In the general public context, one of the premises is about if they could have benefit to the problem. In my intuition it really seems that AI alignment should be more debated in Universities and Technology. The current lack of awareness is concerning and unbelievable.
We should evaluate more the outcomes of raising awareness. Taking into account all the options: a general(public), partial(experts) awareness strategy and the spectrum and variables in between. It seems that current Safe Alignment leaders have high motives to not focus enough on the expansion of awareness or even to not take the strategy even as possibly useful. I believe this motives should not be fixed but be more debated and not determined as too hard to implement.
We can't assume that if someone is capable to solve Safe Alignment, he/she/they would also be aware of the problem. It seems probable that if someone is capable of solving safe alignment, he/she/they currently don't understand the true magnitude of the problem. In that probable case, a needed step on the success path is in he/she/they understanding the problem. And we can be crucial with that. I understand that with this strategy, as in many safe alignment strategies, the probability of it reducing instead of increasing our success must be highly evaluated.
In the current Alignment research context, possibly there is also positive opportunity from taking more thinking-on-the-margin approaches. The impact of present and future AI systems to AGI/Safe Alignment is very likely of very high importance, and more so compared to its current focus. Because these systems are very likely to shorten the timelines("how much?" is important and currently ambiguous). Seems that we are not evaluating enough the probable crucial impact of current deep models to the problem, but I'm glad the idea is growing.
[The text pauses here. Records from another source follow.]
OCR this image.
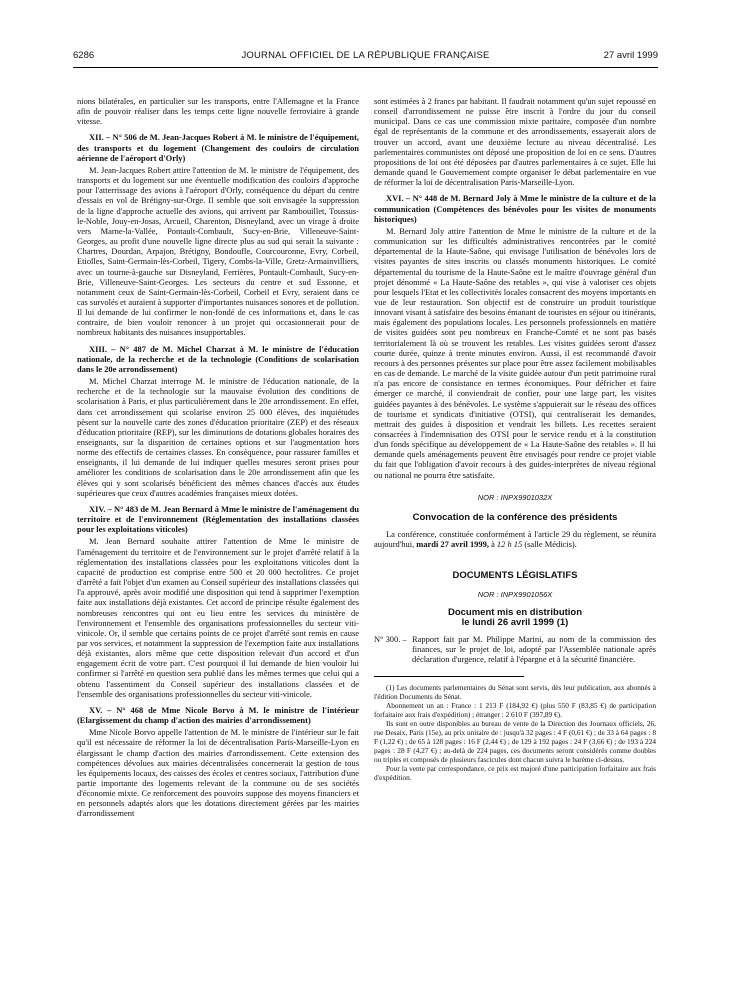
6286	JOURNAL OFFICIEL DE LA RÉPUBLIQUE FRANÇAISE	27 avril 1999

nions bilatérales, en particulier sur les transports, entre l'Allemagne et la France afin de pouvoir réaliser dans les temps cette ligne nouvelle ferroviaire à grande vitesse.

XII. – N° 506 de M. Jean-Jacques Robert à M. le ministre de l'équipement, des transports et du logement (Changement des couloirs de circulation aérienne de l'aéroport d'Orly)

M. Jean-Jacques Robert attire l'attention de M. le ministre de l'équipement, des transports et du logement sur une éventuelle modification des couloirs d'approche pour l'atterrissage des avions à l'aéroport d'Orly, conséquence du départ du centre d'essais en vol de Brétigny-sur-Orge. Il semble que soit envisagée la suppression de la ligne d'approche actuelle des avions, qui arrivent par Rambouillet, Toussus-le-Noble, Jouy-en-Josas, Arcueil, Charenton, Disneyland, avec un virage à droite vers Marne-la-Vallée, Pontault-Combault, Sucy-en-Brie, Villeneuve-Saint-Georges, au profit d'une nouvelle ligne directe plus au sud qui serait la suivante : Chartres, Dourdan, Arpajon, Brétigny, Bondoufle, Courcouronne, Evry, Corbeil, Etiolles, Saint-Germain-lès-Corbeil, Tigery, Combs-la-Ville, Gretz-Armainvilliers, avec un tourne-à-gauche sur Disneyland, Ferrières, Pontault-Combault, Sucy-en-Brie, Villeneuve-Saint-Georges. Les secteurs du centre et sud Essonne, et notamment ceux de Saint-Germain-lès-Corbeil, Corbeil et Evry, seraient dans ce cas survolés et auraient à supporter d'importantes nuisances sonores et de pollution. Il lui demande de lui confirmer le non-fondé de ces informations et, dans le cas contraire, de bien vouloir renoncer à un projet qui occasionnerait pour de nombreux habitants des nuisances insupportables.

XIII. – N° 487 de M. Michel Charzat à M. le ministre de l'éducation nationale, de la recherche et de la technologie (Conditions de scolarisation dans le 20e arrondissement)

M. Michel Charzat interroge M. le ministre de l'éducation nationale, de la recherche et de la technologie sur la mauvaise évolution des conditions de scolarisation à Paris, et plus particulièrement dans le 20e arrondissement. En effet, dans cet arrondissement qui scolarise environ 25 000 élèves, des inquiétudes pèsent sur la nouvelle carte des zones d'éducation prioritaire (ZEP) et des réseaux d'éducation prioritaire (REP), sur les diminutions de dotations globales horaires des enseignants, sur la disparition de certaines options et sur l'augmentation hors norme des effectifs de certaines classes. En conséquence, pour rassurer familles et enseignants, il lui demande de lui indiquer quelles mesures seront prises pour améliorer les conditions de scolarisation dans le 20e arrondissement afin que les élèves qui y sont scolarisés bénéficient des mêmes chances d'accès aux études supérieures que ceux d'autres académies françaises mieux dotées.

XIV. – N° 483 de M. Jean Bernard à Mme le ministre de l'aménagement du territoire et de l'environnement (Réglementation des installations classées pour les exploitations viticoles)

M. Jean Bernard souhaite attirer l'attention de Mme le ministre de l'aménagement du territoire et de l'environnement sur le projet d'arrêté relatif à la réglementation des installations classées pour les exploitations viticoles dont la capacité de production est comprise entre 500 et 20 000 hectolitres. Ce projet d'arrêté a fait l'objet d'un examen au Conseil supérieur des installations classées qui l'a approuvé, après avoir modifié une disposition qui tend à supprimer l'exemption faite aux installations déjà existantes. Cet accord de principe résulte également des nombreuses rencontres qui ont eu lieu entre les services du ministère de l'environnement et l'ensemble des organisations professionnelles du secteur viti-vinicole. Or, il semble que certains points de ce projet d'arrêté sont remis en cause par vos services, et notamment la suppression de l'exemption faite aux installations déjà existantes, alors même que cette disposition relevait d'un accord et d'un engagement écrit de votre part. C'est pourquoi il lui demande de bien vouloir lui confirmer si l'arrêté en question sera publié dans les mêmes termes que celui qui a obtenu l'assentiment du Conseil supérieur des installations classées et de l'ensemble des organisations professionnelles du secteur viti-vinicole.

XV. – N° 468 de Mme Nicole Borvo à M. le ministre de l'intérieur (Elargissement du champ d'action des mairies d'arrondissement)

Mme Nicole Borvo appelle l'attention de M. le ministre de l'intérieur sur le fait qu'il est nécessaire de réformer la loi de décentralisation Paris-Marseille-Lyon en élargissant le champ d'action des mairies d'arrondissement. Cette extension des compétences dévolues aux mairies décentralisées concernerait la gestion de tous les équipements locaux, des caisses des écoles et centres sociaux, l'attribution d'une partie importante des logements relevant de la commune ou de ses sociétés d'économie mixte. Ce renforcement des pouvoirs suppose des moyens financiers et en personnels adaptés alors que les dotations directement gérées par les mairies d'arrondissement

sont estimées à 2 francs par habitant. Il faudrait notamment qu'un sujet repoussé en conseil d'arrondissement ne puisse être inscrit à l'ordre du jour du conseil municipal. Dans ce cas une commission mixte paritaire, composée d'un nombre égal de représentants de la commune et des arrondissements, essayerait alors de trouver un accord, avant une deuxième lecture au niveau décentralisé. Les parlementaires communistes ont déposé une proposition de loi en ce sens. D'autres propositions de loi ont été déposées par d'autres parlementaires à ce sujet. Elle lui demande quand le Gouvernement compte organiser le débat parlementaire en vue de réformer la loi de décentralisation Paris-Marseille-Lyon.

XVI. – N° 448 de M. Bernard Joly à Mme le ministre de la culture et de la communication (Compétences des bénévoles pour les visites de monuments historiques)

M. Bernard Joly attire l'attention de Mme le ministre de la culture et de la communication sur les difficultés administratives rencontrées par le comité départemental de la Haute-Saône, qui envisage l'utilisation de bénévoles lors de visites payantes de sites inscrits ou classés monuments historiques. Le comité départemental du tourisme de la Haute-Saône est le maître d'ouvrage général d'un projet dénommé « La Haute-Saône des retables », qui vise à valoriser ces objets pour lesquels l'Etat et les collectivités locales consacrent des moyens importants en vue de leur restauration. Son objectif est de construire un produit touristique innovant visant à satisfaire des besoins émanant de touristes en séjour ou itinérants, mais également des populations locales. Les personnels professionnels en matière de visites guidées sont peu nombreux en Franche-Comté et ne sont pas basés territorialement là où se trouvent les retables. Les visites guidées seront d'assez courte durée, quinze à trente minutes environ. Aussi, il est recommandé d'avoir recours à des personnes présentes sur place pour être assez facilement mobilisables en cas de demande. Le marché de la visite guidée autour d'un petit patrimoine rural n'a pas encore de consistance en termes économiques. Pour défricher et faire émerger ce marché, il conviendrait de confier, pour une large part, les visites guidées payantes à des bénévoles. Le système s'appuierait sur le réseau des offices de tourisme et syndicats d'initiative (OTSI), qui centraliserait les demandes, mettrait des guides à disposition et vendrait les billets. Les recettes seraient consacrées à l'indemnisation des OTSI pour le service rendu et à la constitution d'un fonds spécifique au développement de « La Haute-Saône des retables ». Il lui demande quels aménagements peuvent être envisagés pour rendre ce projet viable du fait que l'obligation d'avoir recours à des guides-interprètes de niveau régional ou national ne pourra être satisfaite.

NOR : INPX9901032X
Convocation de la conférence des présidents

La conférence, constituée conformément à l'article 29 du règlement, se réunira aujourd'hui, mardi 27 avril 1999, à 12 h 15 (salle Médicis).

DOCUMENTS LÉGISLATIFS
NOR : INPX9901056X
Document mis en distribution
le lundi 26 avril 1999 (1)

N° 300. – Rapport fait par M. Philippe Marini, au nom de la commission des finances, sur le projet de loi, adopté par l'Assemblée nationale après déclaration d'urgence, relatif à l'épargne et à la sécurité financière.

(1) Les documents parlementaires du Sénat sont servis, dès leur publication, aux abonnés à l'édition Documents du Sénat.

Abonnement un an : France : 1 213 F (184,92 €) (plus 550 F (83,85 €) de participation forfaitaire aux frais d'expédition) ; étranger : 2 610 F (397,89 €).

Ils sont en outre disponibles au bureau de vente de la Direction des Journaux officiels, 26, rue Desaix, Paris (15e), au prix unitaire de : jusqu'à 32 pages : 4 F (0,61 €) ; de 33 à 64 pages : 8 F (1,22 €) ; de 65 à 128 pages : 16 F (2,44 €) ; de 129 à 192 pages : 24 F (3,66 €) ; de 193 à 224 pages : 28 F (4,27 €) ; au-delà de 224 pages, ces documents seront considérés comme doubles ou triples et composés de plusieurs fascicules dont chacun suivra le barème ci-dessus.

Pour la vente par correspondance, ce prix est majoré d'une participation forfaitaire aux frais d'expédition.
(paulfchristiano, 2022) states "AI systems could have comparative disadvantage at alignment relative to causing trouble, so that AI systems are catastrophically risky before they solve alignment." I support that is one of the most important issues. Because, if AI systems are capable of improving safe AI alignment research, they will very likely be even more capable of improving non-safe/default AI alignment and probably Superintelligence creation research. This means that the probable most crucial technology in the Superintelligence birth lowers the probability of safe alignment. So two crucial questions are: How to fight this? and more essentially: How and how much can the current and near future AI Systems improve AGI creation?.
Now I will propose a polemic AI Safe Alignment thinking-on-the-margin tactic. The (I argue highly) probable ideation of new/different/better AI Safe Alignment strategies by AI Safe Alignment researchers from taking advantage of Stimulants and Hallucinogens. We definitely are in a situation where we must take any advantage we can. Non-ordinary states of consciousnesses are very highly worth trying because of the almost none risks involved. (Also with nootropics, but I'm almost not familiar with them).
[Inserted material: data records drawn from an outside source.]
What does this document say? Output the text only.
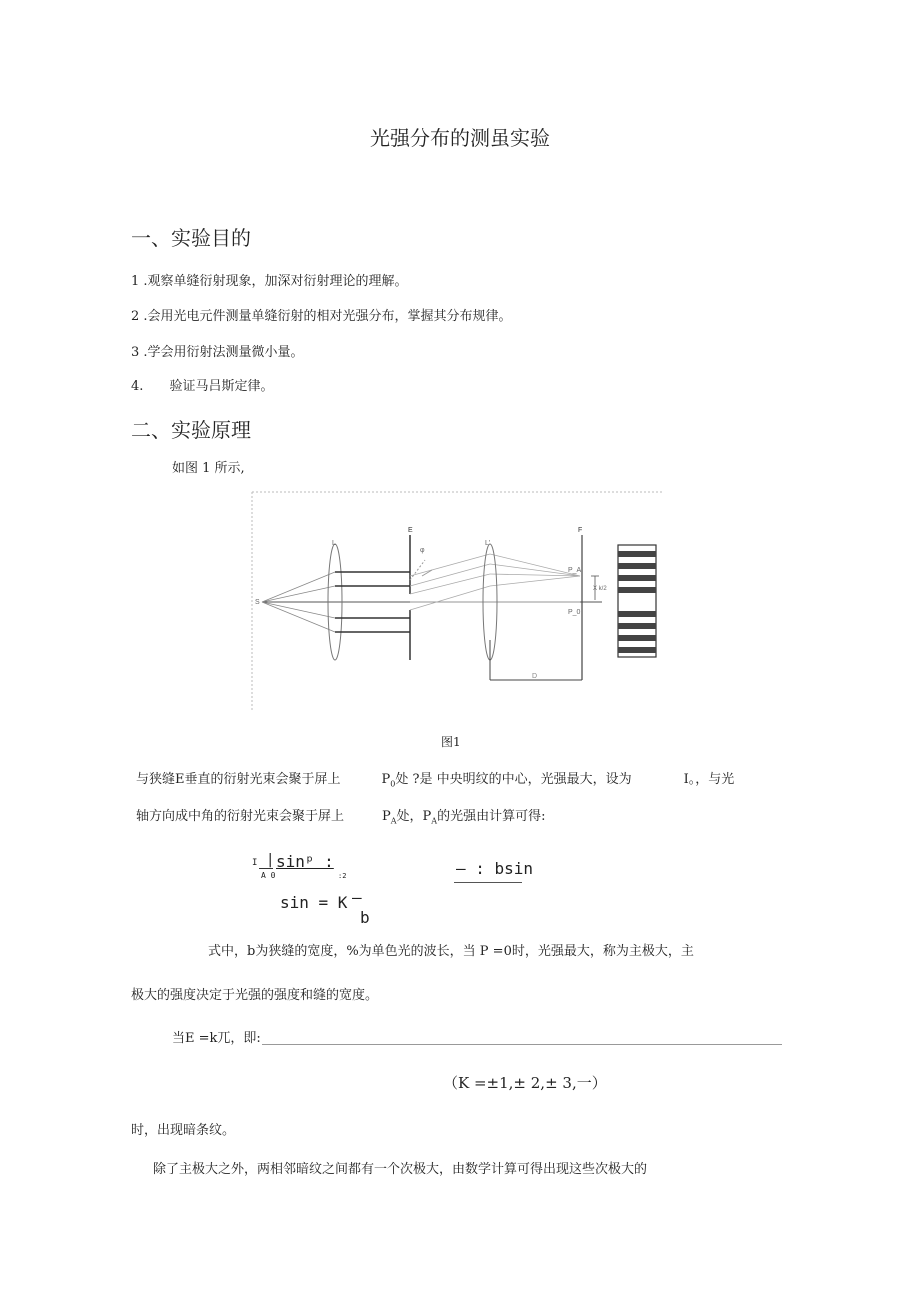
光强分布的测虽实验
一、实验目的
1 .观察单缝衍射现象，加深对衍射理论的理解。
2 .会用光电元件测量单缝衍射的相对光强分布，掌握其分布规律。
3 .学会用衍射法测量微小量。
4. 验证马吕斯定律。
二、实验原理
如图 1 所示,
L
E
L'
F
S
φ
P_A
P_0
X k/2
D
图1
与狭缝E垂直的衍射光束会聚于屏上	$P_0$处 ?是 中央明纹的中心，光强最大，设为	I。，与光
轴方向成中角的衍射光束会聚于屏上	$P_A$处，$P_A$的光强由计算可得:
I |
A 0
sinᵖ :
:2	— : bsin
sin = K —
b
式中，b为狭缝的宽度，%为单色光的波长，当 P =0时，光强最大，称为主极大，主
极大的强度决定于光强的强度和缝的宽度。
当E =k兀，即:
（K =±1,± 2,± 3,一）
时，出现暗条纹。
除了主极大之外，两相邻暗纹之间都有一个次极大，由数学计算可得出现这些次极大的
Finally I will share what I believe currently should be the most important issue on all versions of alignment research and is on top of all previous ideas: If trying to Safely Align will almost certainly not solve our x-risk as EY states in "Miri announces new "Death with dignity strategy"". Then what it will have achieved is only higher s-risk probabilities. (THANK YOU for the Info hazards T.T). So one option is to aim to shorten the x-risk timeline if that reduces the probability of s-risks. Helping to build the Superintelligence asap.
Or to shift all the strategy to lowering s-risks. This is specially and highly relevant to us because we have a higher probability of s-risk (thanks e.e). So we should focus on the issues that increased our s-risk probabilities.